Wenn die Entscheidungen durch Sensibilität und Bezug zu dem Gebiet geleitet werden

Nachhaltigkeit bedeutet für das Architekturbüro NOA* nicht nur die Planung eines energieeffizienten Gebäudes, sondern vor allem die Reflexion über die Verbindung mit dem Gebiet, über die Auswahl der Materialien und Lieferanten. Darüber reden wir mit Barbara Runggatscher, Partner und Leiterin Inneneinrichtungen des Südtiroler Büros.

Mit welchen Prämissen gehen Sie an das Thema Nachhaltigkeit heran? Und wo finden sich diese in Ihren Projekten wieder?

Nachhaltigkeit ist ein Thema, das viele weitere Themen umfasst. Um nur einige zu nennen: Verwendung von Materialien mit geringer Umweltbelastung, Reduzierung des Bodenverbrauchs, Anregung zu nachhaltiger Mobilität, Beauftragung lokaler Handwerker, Flexibilität der Räume, Reduktion der Lichtverschmutzung, Wiederverwendung des Volumens, Einbezug der Kreislaufwirtschaft, Reduzierung der Sonneneinstrahlung… so greift beispielsweise das Alpendorf Zallinger, das 2017 auf der Alpe di Siusi (Bozen, Italien) auf einer Höhe von 2.000 Metern erbaut wurde, Themen wie Verkehrsfreiheit, Reduzierung der Zimmergrößen, und ist doch im Ranking der Luxushotels ganz vorne und verfügt über ein Bausystem, das komplett aus Holz ist. Oder das Projekt Floris, das 2020 in Siusi realisiert wurde und in einen historischen Park von hoher Landschaftsqualität eingebettet ist: Um den Park unversehrt zu bewahren, haben wir die neuen Suiten in Form von Pilotis angelegt und dabei das Baumhaus-Thema neu interpretiert. Und schließlich das 2023 abgeschlossene Projekt Apfelhotel Torgglerhof, eine zeitgemäße Interpretation der traditionellen Südtiroler Architektur: von der Gebäudeanordnung mit Höfen, in der jeder Gebäudeteil mit seiner ganz eigenen Funktion in die Landschaft integriert wird bis hin zum Andreaskreuz-Muster an den hohen Südtiroler Scheunentoren, die in den Fassaden der Gartensuiten aufgegriffen werden.

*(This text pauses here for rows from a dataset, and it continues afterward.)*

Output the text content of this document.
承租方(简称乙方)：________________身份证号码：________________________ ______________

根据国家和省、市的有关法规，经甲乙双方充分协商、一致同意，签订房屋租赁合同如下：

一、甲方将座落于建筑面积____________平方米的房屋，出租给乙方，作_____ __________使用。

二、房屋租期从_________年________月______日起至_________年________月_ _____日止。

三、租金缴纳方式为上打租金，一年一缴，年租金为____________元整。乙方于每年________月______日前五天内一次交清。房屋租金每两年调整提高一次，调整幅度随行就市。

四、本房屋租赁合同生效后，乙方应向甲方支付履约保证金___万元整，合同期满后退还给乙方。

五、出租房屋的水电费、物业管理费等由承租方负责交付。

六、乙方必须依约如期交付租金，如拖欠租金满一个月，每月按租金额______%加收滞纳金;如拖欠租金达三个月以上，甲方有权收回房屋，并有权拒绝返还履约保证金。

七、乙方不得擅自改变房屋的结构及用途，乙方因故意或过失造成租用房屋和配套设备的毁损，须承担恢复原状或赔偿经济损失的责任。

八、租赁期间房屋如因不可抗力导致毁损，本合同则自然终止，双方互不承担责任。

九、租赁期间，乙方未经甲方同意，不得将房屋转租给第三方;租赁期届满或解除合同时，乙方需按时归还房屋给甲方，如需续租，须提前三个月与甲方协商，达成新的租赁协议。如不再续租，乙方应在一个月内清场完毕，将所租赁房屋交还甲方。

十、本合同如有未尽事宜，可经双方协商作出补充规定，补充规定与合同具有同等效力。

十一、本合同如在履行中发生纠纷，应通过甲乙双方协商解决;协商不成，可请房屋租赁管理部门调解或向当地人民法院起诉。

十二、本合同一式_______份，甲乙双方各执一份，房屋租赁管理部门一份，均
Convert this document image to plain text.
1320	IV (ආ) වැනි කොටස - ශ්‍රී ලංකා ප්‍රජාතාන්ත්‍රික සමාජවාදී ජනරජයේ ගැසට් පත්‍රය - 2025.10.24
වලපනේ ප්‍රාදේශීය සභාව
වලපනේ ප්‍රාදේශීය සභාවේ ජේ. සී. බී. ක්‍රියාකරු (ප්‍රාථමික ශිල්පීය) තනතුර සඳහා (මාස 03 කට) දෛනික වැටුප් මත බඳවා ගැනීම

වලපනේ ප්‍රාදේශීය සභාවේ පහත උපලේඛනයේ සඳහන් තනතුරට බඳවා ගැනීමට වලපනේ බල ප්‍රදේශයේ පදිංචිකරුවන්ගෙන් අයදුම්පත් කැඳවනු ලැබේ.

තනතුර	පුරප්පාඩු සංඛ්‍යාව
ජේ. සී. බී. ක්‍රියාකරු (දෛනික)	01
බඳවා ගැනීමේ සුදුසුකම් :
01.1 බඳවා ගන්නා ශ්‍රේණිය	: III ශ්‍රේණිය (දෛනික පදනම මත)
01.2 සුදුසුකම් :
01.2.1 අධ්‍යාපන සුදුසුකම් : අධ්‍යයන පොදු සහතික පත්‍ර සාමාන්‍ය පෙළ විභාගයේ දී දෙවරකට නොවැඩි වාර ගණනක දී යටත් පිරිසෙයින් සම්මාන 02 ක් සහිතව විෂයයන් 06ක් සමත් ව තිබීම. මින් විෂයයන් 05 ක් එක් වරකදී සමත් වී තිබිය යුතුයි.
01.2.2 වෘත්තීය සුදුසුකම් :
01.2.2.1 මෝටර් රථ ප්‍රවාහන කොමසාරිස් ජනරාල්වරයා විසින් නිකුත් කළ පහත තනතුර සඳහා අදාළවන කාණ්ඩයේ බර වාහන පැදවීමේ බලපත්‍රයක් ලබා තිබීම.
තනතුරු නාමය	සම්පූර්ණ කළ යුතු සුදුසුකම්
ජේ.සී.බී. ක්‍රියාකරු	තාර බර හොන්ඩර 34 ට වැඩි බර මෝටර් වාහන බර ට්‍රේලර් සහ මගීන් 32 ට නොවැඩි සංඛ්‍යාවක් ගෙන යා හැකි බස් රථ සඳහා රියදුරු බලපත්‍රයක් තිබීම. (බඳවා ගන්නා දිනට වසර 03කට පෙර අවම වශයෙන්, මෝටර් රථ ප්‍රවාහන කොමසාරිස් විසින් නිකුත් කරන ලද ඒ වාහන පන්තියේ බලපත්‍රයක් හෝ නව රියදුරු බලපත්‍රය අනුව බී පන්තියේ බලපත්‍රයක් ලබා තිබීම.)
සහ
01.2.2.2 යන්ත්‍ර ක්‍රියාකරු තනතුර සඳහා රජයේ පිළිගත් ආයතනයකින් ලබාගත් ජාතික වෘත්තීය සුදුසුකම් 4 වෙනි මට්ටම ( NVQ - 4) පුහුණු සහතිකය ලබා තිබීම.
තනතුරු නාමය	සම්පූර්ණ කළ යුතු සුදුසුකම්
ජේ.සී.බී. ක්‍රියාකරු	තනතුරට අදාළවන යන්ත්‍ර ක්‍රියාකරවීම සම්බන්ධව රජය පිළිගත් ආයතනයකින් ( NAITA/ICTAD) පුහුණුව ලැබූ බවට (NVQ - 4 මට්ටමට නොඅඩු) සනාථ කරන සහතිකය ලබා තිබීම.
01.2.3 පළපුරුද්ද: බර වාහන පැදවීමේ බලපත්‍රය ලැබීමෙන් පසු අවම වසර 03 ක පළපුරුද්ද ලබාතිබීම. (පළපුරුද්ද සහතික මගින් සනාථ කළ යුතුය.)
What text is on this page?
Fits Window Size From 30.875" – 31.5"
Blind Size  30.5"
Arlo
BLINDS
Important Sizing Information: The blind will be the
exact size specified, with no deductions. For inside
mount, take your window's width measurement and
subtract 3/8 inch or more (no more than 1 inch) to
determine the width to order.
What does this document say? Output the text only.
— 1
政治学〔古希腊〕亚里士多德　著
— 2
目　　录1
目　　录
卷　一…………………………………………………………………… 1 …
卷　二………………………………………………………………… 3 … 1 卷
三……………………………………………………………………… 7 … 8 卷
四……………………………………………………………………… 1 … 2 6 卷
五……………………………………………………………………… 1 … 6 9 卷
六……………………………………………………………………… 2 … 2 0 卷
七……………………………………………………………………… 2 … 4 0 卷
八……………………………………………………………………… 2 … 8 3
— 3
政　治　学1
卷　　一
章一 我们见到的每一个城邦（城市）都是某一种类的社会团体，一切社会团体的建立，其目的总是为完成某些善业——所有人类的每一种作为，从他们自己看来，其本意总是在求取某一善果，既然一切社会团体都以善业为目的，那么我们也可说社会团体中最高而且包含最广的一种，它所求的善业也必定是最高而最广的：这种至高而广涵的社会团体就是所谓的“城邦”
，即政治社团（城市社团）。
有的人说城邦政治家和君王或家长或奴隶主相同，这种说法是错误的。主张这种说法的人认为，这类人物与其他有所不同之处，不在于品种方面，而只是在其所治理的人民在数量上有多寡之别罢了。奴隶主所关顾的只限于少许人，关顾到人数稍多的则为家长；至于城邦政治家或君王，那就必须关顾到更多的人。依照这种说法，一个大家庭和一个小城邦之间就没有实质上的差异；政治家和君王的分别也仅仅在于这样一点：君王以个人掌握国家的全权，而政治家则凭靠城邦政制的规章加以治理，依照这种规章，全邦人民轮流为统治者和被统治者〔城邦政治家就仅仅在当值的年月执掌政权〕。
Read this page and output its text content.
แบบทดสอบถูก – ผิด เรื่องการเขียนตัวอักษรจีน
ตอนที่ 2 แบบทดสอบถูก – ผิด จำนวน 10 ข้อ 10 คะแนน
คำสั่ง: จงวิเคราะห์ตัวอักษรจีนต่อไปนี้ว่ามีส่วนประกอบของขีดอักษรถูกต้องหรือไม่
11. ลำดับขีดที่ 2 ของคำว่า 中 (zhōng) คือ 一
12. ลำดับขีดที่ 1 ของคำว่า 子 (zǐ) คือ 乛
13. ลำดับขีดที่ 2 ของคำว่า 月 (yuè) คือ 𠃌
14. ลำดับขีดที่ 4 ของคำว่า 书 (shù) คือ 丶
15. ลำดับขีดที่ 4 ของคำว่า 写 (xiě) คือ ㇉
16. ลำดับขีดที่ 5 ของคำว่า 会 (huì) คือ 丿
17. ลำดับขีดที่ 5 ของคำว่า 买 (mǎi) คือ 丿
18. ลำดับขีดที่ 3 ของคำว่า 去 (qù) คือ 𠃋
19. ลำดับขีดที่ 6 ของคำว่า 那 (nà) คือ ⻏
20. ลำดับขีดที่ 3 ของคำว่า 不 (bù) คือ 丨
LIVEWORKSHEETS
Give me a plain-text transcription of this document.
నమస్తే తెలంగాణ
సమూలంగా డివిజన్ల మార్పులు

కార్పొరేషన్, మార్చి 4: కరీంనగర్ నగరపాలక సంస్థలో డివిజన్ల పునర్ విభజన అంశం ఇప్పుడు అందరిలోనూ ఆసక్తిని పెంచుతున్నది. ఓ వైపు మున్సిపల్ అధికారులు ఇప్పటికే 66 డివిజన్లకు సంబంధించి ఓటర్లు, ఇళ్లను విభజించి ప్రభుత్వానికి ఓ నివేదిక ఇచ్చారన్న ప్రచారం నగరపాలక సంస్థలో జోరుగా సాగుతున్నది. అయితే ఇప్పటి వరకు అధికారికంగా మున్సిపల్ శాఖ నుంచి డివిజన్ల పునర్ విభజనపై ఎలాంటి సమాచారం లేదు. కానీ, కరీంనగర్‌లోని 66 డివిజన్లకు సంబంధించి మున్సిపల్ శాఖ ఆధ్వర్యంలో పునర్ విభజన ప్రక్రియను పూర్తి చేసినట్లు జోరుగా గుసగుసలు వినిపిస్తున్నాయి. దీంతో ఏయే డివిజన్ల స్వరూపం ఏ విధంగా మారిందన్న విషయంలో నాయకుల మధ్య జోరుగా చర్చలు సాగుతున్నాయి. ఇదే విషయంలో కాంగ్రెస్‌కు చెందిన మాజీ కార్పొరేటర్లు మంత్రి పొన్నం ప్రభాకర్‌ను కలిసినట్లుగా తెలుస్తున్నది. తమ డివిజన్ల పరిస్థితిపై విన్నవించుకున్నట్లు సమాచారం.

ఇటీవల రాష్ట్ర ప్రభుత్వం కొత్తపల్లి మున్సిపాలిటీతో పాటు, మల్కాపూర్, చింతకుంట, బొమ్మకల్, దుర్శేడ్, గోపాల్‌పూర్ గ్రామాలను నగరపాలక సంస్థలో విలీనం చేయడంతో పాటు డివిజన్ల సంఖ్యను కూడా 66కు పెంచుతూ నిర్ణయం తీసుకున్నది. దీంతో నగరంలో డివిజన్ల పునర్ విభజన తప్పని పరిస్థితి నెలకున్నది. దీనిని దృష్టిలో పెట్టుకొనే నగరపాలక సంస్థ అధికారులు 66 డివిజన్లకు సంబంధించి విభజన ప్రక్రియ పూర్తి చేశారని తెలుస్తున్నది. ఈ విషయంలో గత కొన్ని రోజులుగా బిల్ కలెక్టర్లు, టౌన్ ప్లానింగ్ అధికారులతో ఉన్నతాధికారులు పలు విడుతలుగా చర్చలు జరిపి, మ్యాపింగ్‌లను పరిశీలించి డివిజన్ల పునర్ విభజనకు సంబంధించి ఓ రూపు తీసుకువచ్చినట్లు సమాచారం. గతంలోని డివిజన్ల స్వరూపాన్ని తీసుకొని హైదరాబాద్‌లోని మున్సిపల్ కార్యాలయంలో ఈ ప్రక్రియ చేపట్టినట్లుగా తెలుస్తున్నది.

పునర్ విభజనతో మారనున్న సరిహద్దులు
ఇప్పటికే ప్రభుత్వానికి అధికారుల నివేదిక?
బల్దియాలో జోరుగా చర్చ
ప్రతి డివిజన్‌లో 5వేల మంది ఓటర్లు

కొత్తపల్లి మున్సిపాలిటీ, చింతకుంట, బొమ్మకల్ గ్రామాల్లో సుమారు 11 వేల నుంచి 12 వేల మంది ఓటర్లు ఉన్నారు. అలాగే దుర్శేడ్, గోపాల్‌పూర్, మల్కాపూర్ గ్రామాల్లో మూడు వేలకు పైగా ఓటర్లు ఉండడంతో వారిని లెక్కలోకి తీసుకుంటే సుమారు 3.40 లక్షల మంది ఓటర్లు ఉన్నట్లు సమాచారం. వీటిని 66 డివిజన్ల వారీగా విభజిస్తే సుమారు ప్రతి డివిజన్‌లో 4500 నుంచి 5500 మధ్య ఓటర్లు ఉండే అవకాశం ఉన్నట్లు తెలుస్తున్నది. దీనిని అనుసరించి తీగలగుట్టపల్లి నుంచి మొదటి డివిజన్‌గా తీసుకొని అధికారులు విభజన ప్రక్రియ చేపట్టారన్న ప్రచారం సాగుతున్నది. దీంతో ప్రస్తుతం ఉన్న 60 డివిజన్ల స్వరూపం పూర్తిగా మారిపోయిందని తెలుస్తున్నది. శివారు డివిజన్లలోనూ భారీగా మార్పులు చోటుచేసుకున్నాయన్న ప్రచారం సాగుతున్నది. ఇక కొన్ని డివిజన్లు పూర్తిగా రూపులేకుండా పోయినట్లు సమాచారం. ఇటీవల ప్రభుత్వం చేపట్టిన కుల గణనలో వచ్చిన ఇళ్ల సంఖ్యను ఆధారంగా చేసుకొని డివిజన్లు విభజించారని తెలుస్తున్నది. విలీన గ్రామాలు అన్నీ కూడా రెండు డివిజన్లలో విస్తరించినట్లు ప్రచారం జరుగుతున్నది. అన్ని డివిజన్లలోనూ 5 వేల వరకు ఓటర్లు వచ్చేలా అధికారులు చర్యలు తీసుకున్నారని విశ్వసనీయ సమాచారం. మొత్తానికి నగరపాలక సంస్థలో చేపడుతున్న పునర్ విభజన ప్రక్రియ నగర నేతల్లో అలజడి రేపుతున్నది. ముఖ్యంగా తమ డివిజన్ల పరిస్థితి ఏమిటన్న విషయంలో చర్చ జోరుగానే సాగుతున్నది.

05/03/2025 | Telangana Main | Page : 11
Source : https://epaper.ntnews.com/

Sprechen wir über Materialien. Welche allgemeinen Kriterien leiten Sie bei der Wahl in den verschiedenen Projekten?

Das Grundkriterium ist, dass es zum Projektkonzept passen muss. Wir haben keine Materialien, die wir ausschließlich nutzen, sondern eine riesige Palette an Möglichkeiten (im Büro haben wir einen 60 m2 großen Materialraum). Ein weiteres Kriterium ist die Art und Weise, wie das Material eingesetzt wird. Es gibt “No-gos”, wie Teppichboden im Restaurant, was im Hinblick auf die Sauberkeit nicht funktioniert, und immer funktionale Kombinationen wie Fliesen oder Stein im Wellnessbereich. Auch bei der Materialwahl gibt es unterschiedliche Nachhaltigkeitskriterien. So sind Fliesen beispielsweise nahezu unverwüstlich und werden zudem in Italien in einer lokalen Kette hergestellt. Oder Holz, eine Produktkette mit geringem CO2-Fußabdruck, weniger Wasserverbrauch und der Fähigkeit, sich zu regenerieren. Wir verwenden Farben mit möglichst wenig Wasser, PVC- und Kunststoffanteilen.

Welche Eigenschaften muss der ideale Lieferant aufweisen, um mit Ihnen zu arbeiten?

Unser Headquarter in Bozen liegt in einer Region mit vielen extrem gut qualifizierten Handwerkern und Betrieben. Den Respekt für die Umwelt lernt man von klein auf, und wir finden ihn in so vielen Betrieben in unserer Region. Da wir viele Baustellen im Hotelbau haben, mit engen Deadlines, brauchen wir entsprechend verfügbare Lieferanten, oft “on short notice”, flexibel und mit einem gut ausgestatteten Lager und möglichst mit einer internationalen Präsenz. Und schließlich müssen die Firmen auf dem aktuellsten Stand sein und über Maschinen und Technologien verfügen, um bestimmte Finishs ausführen zu können. Im Apfelhotel Torgglerhof hatten wir zum Beispiel Holzmöbel mit Rundungen, die eine Spezialmaschine für die Schreinerarbeiten erforderten. Manchmal genügt Kreativität: Beim Projekt Lake House Völs haben wir nur mit einer Malerrolle und Spitzen, die das Muster erzeugten, einen einzigartigen Putz rekonstruiert.